Я переступаю порог туалетной комнаты ровно в тот момент, когда Илзе склоняется перед императором, приседает в подобающем глубоком реверансе. Стефан смотрит поверх её головы на меня, взор его исполнен жгучего восторга, бескрайней радости и нетерпеливого ожидания. По его знаку дамы покидают спальню, Шеритта выходит последней и с особым тщанием закрывает дверь, словно хочет убедиться, что ни единая живая душа нас не побеспокоит и не подслушает. Пожалуй, после Илзе и Блейка она следующей узнает о моём положении, если уже не смекнула, что к чему.

– Стефан, право, не стоило, – возражаю я, подозревая справедливо, что одно только поведение императора, необычное, не вяжущееся с недавним прошлым, может вывести окружающих на верную тропу размышлений.

– Отчего нет? – Стефан делает шаг ко мне, обнимает так же крепко, как утром, целует в губы и почти сразу отстраняется, вглядывается в меня. В глазах мелькает тень тревоги, отражаются призрачными силуэтами опасения, неуверенность, непонимание всего происходящего с женщиной в положении. – Ты же хорошо себя чувствуешь?

– Да.

– Целительница не упоминала ни о чём… о каких-либо последствиях, недомоганиях?

– Утренняя тошнота и другие недомогания, сопровождающие беременность, проявляются не сразу, а порою не всегда и не у всех женщин, – заверяю я мягко, однако так убедительно, как только могу. – О первой беременности я узнала куда позже, чем о нынешней. Я тогда ни за чем не следила, ни о чём подобном не задумывалась, пока однажды не решила, что заболела болотной лихорадкой. Мне было дурно не только по утрам, но и днём, а иногда и вечером, в желудке ничего не держалось, и я по наивности вообразила даже, что умираю. Всё же я отправилась к лесной вещунье… иных целителей или лекарей поблизости не было… она-то и рассказала, в чём истинная причина внезапных моих недомоганий. Спустя немного времени всё прошло как ни бывало и до срока я чувствовала себя настолько хорошо, насколько возможно в моём положении. Беременность не всегда сопровождается немыслимыми тяготами и чередой хворей.

Стефан продолжает присматриваться ко мне с настороженным недоверием, точно пытается подловить если не на лжи, то на приукрашивании неприглядной действительности во имя спокойствия близких.

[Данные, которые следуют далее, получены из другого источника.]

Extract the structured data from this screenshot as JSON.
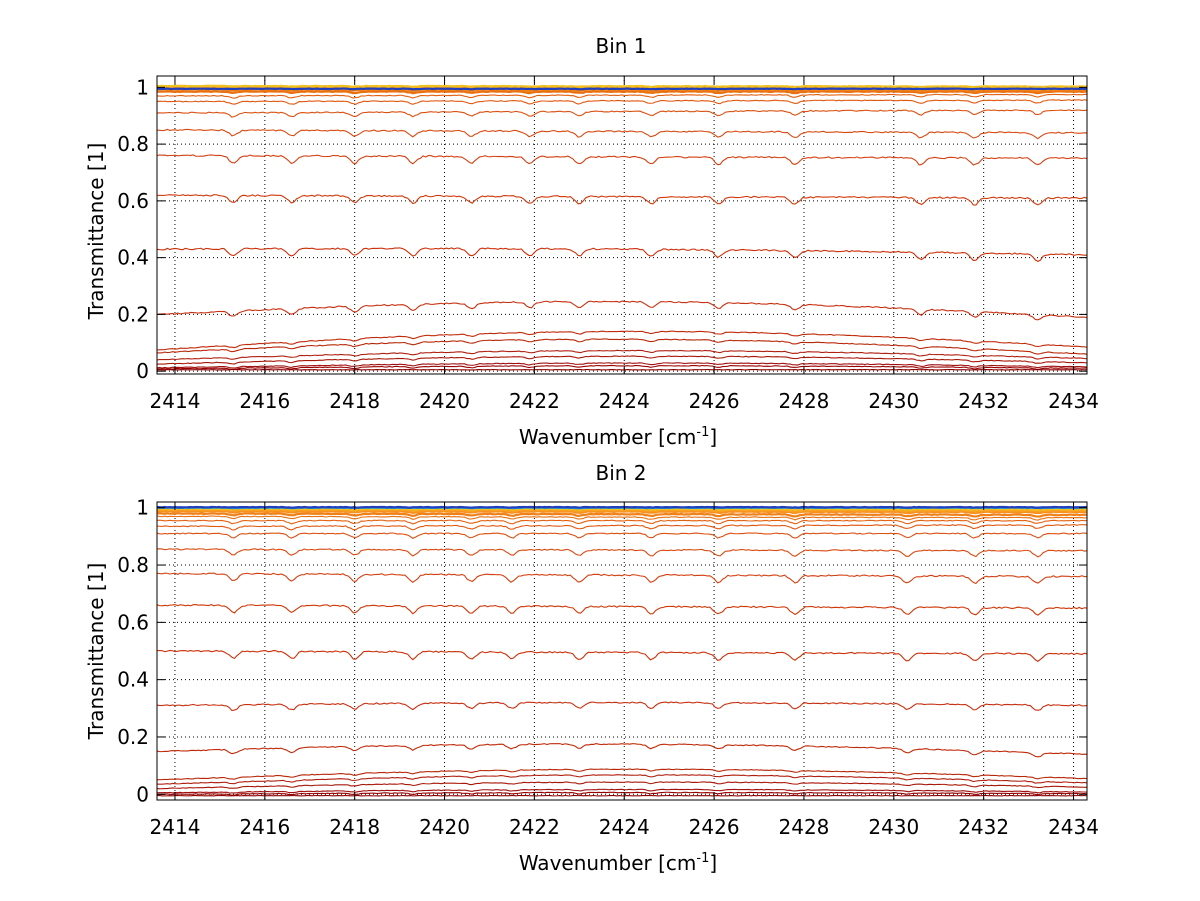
{
  "chart_data": [
    {
      "type": "line",
      "title": "Bin 1",
      "xlabel_main": "Wavenumber [cm",
      "xlabel_sup": "-1",
      "xlabel_close": "]",
      "ylabel": "Transmittance [1]",
      "xlim": [
        2413.6,
        2434.3
      ],
      "ylim": [
        -0.01,
        1.04
      ],
      "grid": true,
      "x_ticks": [
        2414,
        2416,
        2418,
        2420,
        2422,
        2424,
        2426,
        2428,
        2430,
        2432,
        2434
      ],
      "y_ticks": [
        0,
        0.2,
        0.4,
        0.6,
        0.8,
        1
      ],
      "x_tick_labels": [
        "2414",
        "2416",
        "2418",
        "2420",
        "2422",
        "2424",
        "2426",
        "2428",
        "2430",
        "2432",
        "2434"
      ],
      "y_tick_labels": [
        "0",
        "0.2",
        "0.4",
        "0.6",
        "0.8",
        "1"
      ],
      "absorption_lines": [
        2415.3,
        2416.6,
        2418.0,
        2419.3,
        2420.6,
        2421.9,
        2423.0,
        2424.6,
        2426.1,
        2427.8,
        2430.6,
        2431.8,
        2433.2
      ],
      "series": [
        {
          "level_start": 0.005,
          "level_end": 0.005,
          "bulge": 0.0,
          "depth": 0.0,
          "color": "#8b0000"
        },
        {
          "level_start": 0.008,
          "level_end": 0.01,
          "bulge": 0.01,
          "depth": 0.005,
          "color": "#990000"
        },
        {
          "level_start": 0.012,
          "level_end": 0.015,
          "bulge": 0.015,
          "depth": 0.005,
          "color": "#a01010"
        },
        {
          "level_start": 0.025,
          "level_end": 0.03,
          "bulge": 0.025,
          "depth": 0.006,
          "color": "#a81808"
        },
        {
          "level_start": 0.04,
          "level_end": 0.045,
          "bulge": 0.03,
          "depth": 0.006,
          "color": "#b02010"
        },
        {
          "level_start": 0.065,
          "level_end": 0.06,
          "bulge": 0.05,
          "depth": 0.008,
          "color": "#b82808"
        },
        {
          "level_start": 0.075,
          "level_end": 0.085,
          "bulge": 0.06,
          "depth": 0.008,
          "color": "#c02a08"
        },
        {
          "level_start": 0.2,
          "level_end": 0.19,
          "bulge": 0.05,
          "depth": 0.02,
          "color": "#c83010"
        },
        {
          "level_start": 0.43,
          "level_end": 0.41,
          "bulge": 0.01,
          "depth": 0.025,
          "color": "#cc3008"
        },
        {
          "level_start": 0.62,
          "level_end": 0.61,
          "bulge": 0.0,
          "depth": 0.025,
          "color": "#d03808"
        },
        {
          "level_start": 0.76,
          "level_end": 0.75,
          "bulge": 0.0,
          "depth": 0.025,
          "color": "#d44010"
        },
        {
          "level_start": 0.85,
          "level_end": 0.84,
          "bulge": 0.0,
          "depth": 0.02,
          "color": "#d84a10"
        },
        {
          "level_start": 0.91,
          "level_end": 0.92,
          "bulge": 0.0,
          "depth": 0.015,
          "color": "#dc5010"
        },
        {
          "level_start": 0.95,
          "level_end": 0.955,
          "bulge": 0.0,
          "depth": 0.01,
          "color": "#e05810"
        },
        {
          "level_start": 0.97,
          "level_end": 0.975,
          "bulge": 0.0,
          "depth": 0.008,
          "color": "#e46010"
        },
        {
          "level_start": 0.985,
          "level_end": 0.985,
          "bulge": 0.0,
          "depth": 0.005,
          "color": "#e87010"
        },
        {
          "level_start": 0.993,
          "level_end": 0.99,
          "bulge": 0.0,
          "depth": 0.004,
          "color": "#f08018"
        },
        {
          "level_start": 0.998,
          "level_end": 0.995,
          "bulge": 0.0,
          "depth": 0.003,
          "color": "#f89020"
        },
        {
          "level_start": 1.002,
          "level_end": 1.0,
          "bulge": 0.0,
          "depth": 0.002,
          "color": "#f8a020"
        },
        {
          "level_start": 1.005,
          "level_end": 1.003,
          "bulge": 0.0,
          "depth": 0.002,
          "color": "#f0c020"
        },
        {
          "level_start": 0.995,
          "level_end": 0.995,
          "bulge": 0.0,
          "depth": 0.001,
          "color": "#2040c0"
        }
      ]
    },
    {
      "type": "line",
      "title": "Bin 2",
      "xlabel_main": "Wavenumber [cm",
      "xlabel_sup": "-1",
      "xlabel_close": "]",
      "ylabel": "Transmittance [1]",
      "xlim": [
        2413.6,
        2434.3
      ],
      "ylim": [
        -0.02,
        1.02
      ],
      "grid": true,
      "x_ticks": [
        2414,
        2416,
        2418,
        2420,
        2422,
        2424,
        2426,
        2428,
        2430,
        2432,
        2434
      ],
      "y_ticks": [
        0,
        0.2,
        0.4,
        0.6,
        0.8,
        1
      ],
      "x_tick_labels": [
        "2414",
        "2416",
        "2418",
        "2420",
        "2422",
        "2424",
        "2426",
        "2428",
        "2430",
        "2432",
        "2434"
      ],
      "y_tick_labels": [
        "0",
        "0.2",
        "0.4",
        "0.6",
        "0.8",
        "1"
      ],
      "absorption_lines": [
        2415.3,
        2416.6,
        2418.0,
        2419.3,
        2420.6,
        2421.5,
        2423.0,
        2424.6,
        2426.1,
        2427.8,
        2430.3,
        2431.8,
        2433.2
      ],
      "series": [
        {
          "level_start": -0.005,
          "level_end": -0.005,
          "bulge": 0.0,
          "depth": 0.0,
          "color": "#8b0000"
        },
        {
          "level_start": 0.0,
          "level_end": 0.002,
          "bulge": 0.005,
          "depth": 0.004,
          "color": "#990000"
        },
        {
          "level_start": 0.005,
          "level_end": 0.008,
          "bulge": 0.01,
          "depth": 0.004,
          "color": "#a01010"
        },
        {
          "level_start": 0.02,
          "level_end": 0.025,
          "bulge": 0.02,
          "depth": 0.005,
          "color": "#a81808"
        },
        {
          "level_start": 0.035,
          "level_end": 0.04,
          "bulge": 0.03,
          "depth": 0.006,
          "color": "#b02010"
        },
        {
          "level_start": 0.05,
          "level_end": 0.055,
          "bulge": 0.035,
          "depth": 0.006,
          "color": "#b82808"
        },
        {
          "level_start": 0.15,
          "level_end": 0.14,
          "bulge": 0.03,
          "depth": 0.015,
          "color": "#c02a08"
        },
        {
          "level_start": 0.31,
          "level_end": 0.31,
          "bulge": 0.01,
          "depth": 0.02,
          "color": "#c83010"
        },
        {
          "level_start": 0.5,
          "level_end": 0.49,
          "bulge": 0.0,
          "depth": 0.025,
          "color": "#cc3008"
        },
        {
          "level_start": 0.66,
          "level_end": 0.65,
          "bulge": 0.0,
          "depth": 0.025,
          "color": "#d03808"
        },
        {
          "level_start": 0.77,
          "level_end": 0.76,
          "bulge": 0.0,
          "depth": 0.025,
          "color": "#d44010"
        },
        {
          "level_start": 0.855,
          "level_end": 0.85,
          "bulge": 0.0,
          "depth": 0.02,
          "color": "#d84a10"
        },
        {
          "level_start": 0.91,
          "level_end": 0.91,
          "bulge": 0.0,
          "depth": 0.015,
          "color": "#dc5010"
        },
        {
          "level_start": 0.935,
          "level_end": 0.94,
          "bulge": 0.0,
          "depth": 0.012,
          "color": "#e05810"
        },
        {
          "level_start": 0.955,
          "level_end": 0.955,
          "bulge": 0.0,
          "depth": 0.01,
          "color": "#e46010"
        },
        {
          "level_start": 0.97,
          "level_end": 0.965,
          "bulge": 0.0,
          "depth": 0.008,
          "color": "#e87010"
        },
        {
          "level_start": 0.98,
          "level_end": 0.975,
          "bulge": 0.0,
          "depth": 0.006,
          "color": "#f08018"
        },
        {
          "level_start": 0.988,
          "level_end": 0.985,
          "bulge": 0.0,
          "depth": 0.004,
          "color": "#f89020"
        },
        {
          "level_start": 0.993,
          "level_end": 0.99,
          "bulge": 0.0,
          "depth": 0.003,
          "color": "#f8a020"
        },
        {
          "level_start": 0.997,
          "level_end": 0.995,
          "bulge": 0.0,
          "depth": 0.002,
          "color": "#f0c020"
        },
        {
          "level_start": 1.0,
          "level_end": 1.0,
          "bulge": 0.0,
          "depth": 0.001,
          "color": "#20a0d0"
        },
        {
          "level_start": 1.002,
          "level_end": 1.002,
          "bulge": 0.0,
          "depth": 0.001,
          "color": "#2040c0"
        }
      ]
    }
  ]
}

– Целительница что-то порекомендовала? Не утомляться, есть только определённые блюда… или, быть может, укрепляющие снадобья?

– Если ты говоришь об известном убеждении, будто бы если женщина в тягости станет есть конкретные продукты, то у неё непременно родится мальчик, то уверяю, никаких обоснований этой довольно нелепой теории нет, – не сдерживаю я усмешки.

– Благодатных ради, Астра, я вовсе не то имею в виду, – Стефан качает головой и снова притягивает меня вплотную к себе. – Когда мама забеременела во второй раз, ей не помогали ни рекомендации всех лекарей и повитух, приглашённых отцом, ни даже укрепляющие настойки, настолько ей было плохо. Я помню, как позднее шептались, что роды, случись ей доносить до срока, могли её в объятия Айгина Благодатного свести, что мама слишком хрупка для повторного этого испытания.

– Ты это помнишь? – удивляюсь.

– Обрывочно. Мне было почти пять – не несмышлёный младенец уже, но и полного, ясного понимания происходящего ещё не было. Да и наследнику престола не след знать о подобных вещах.

– Всё будет хорошо, – я гляжу в лицо Стефану, улыбаюсь ободряюще. – Я здорова, крепка и полна сил. И если я Миру выносила преспокойно среди сквозняков замка Завери и вечной болотной сырости, то сейчас и подавно справлюсь.

– И всё же мне бы не хотелось, чтобы ты…

– Не тревожься понапрасну. Я беременна, а не больна неизлечимой хворью.

Стефан разжимает кольцо рук, отступает и поворачивается к столику подле камина. Берёт с круглой столешницы чёрный бархатный мешочек, не замеченный мною сразу, развязывает шнурок, стягивающий горловину, и достаёт что-то, так, что мне не удаётся рассмотреть, что же именно хранилось внутри. Возвращается ко мне, смотрит поочерёдно то на меня, то на собственную руку с зажатым в кулаке неведомым предметом.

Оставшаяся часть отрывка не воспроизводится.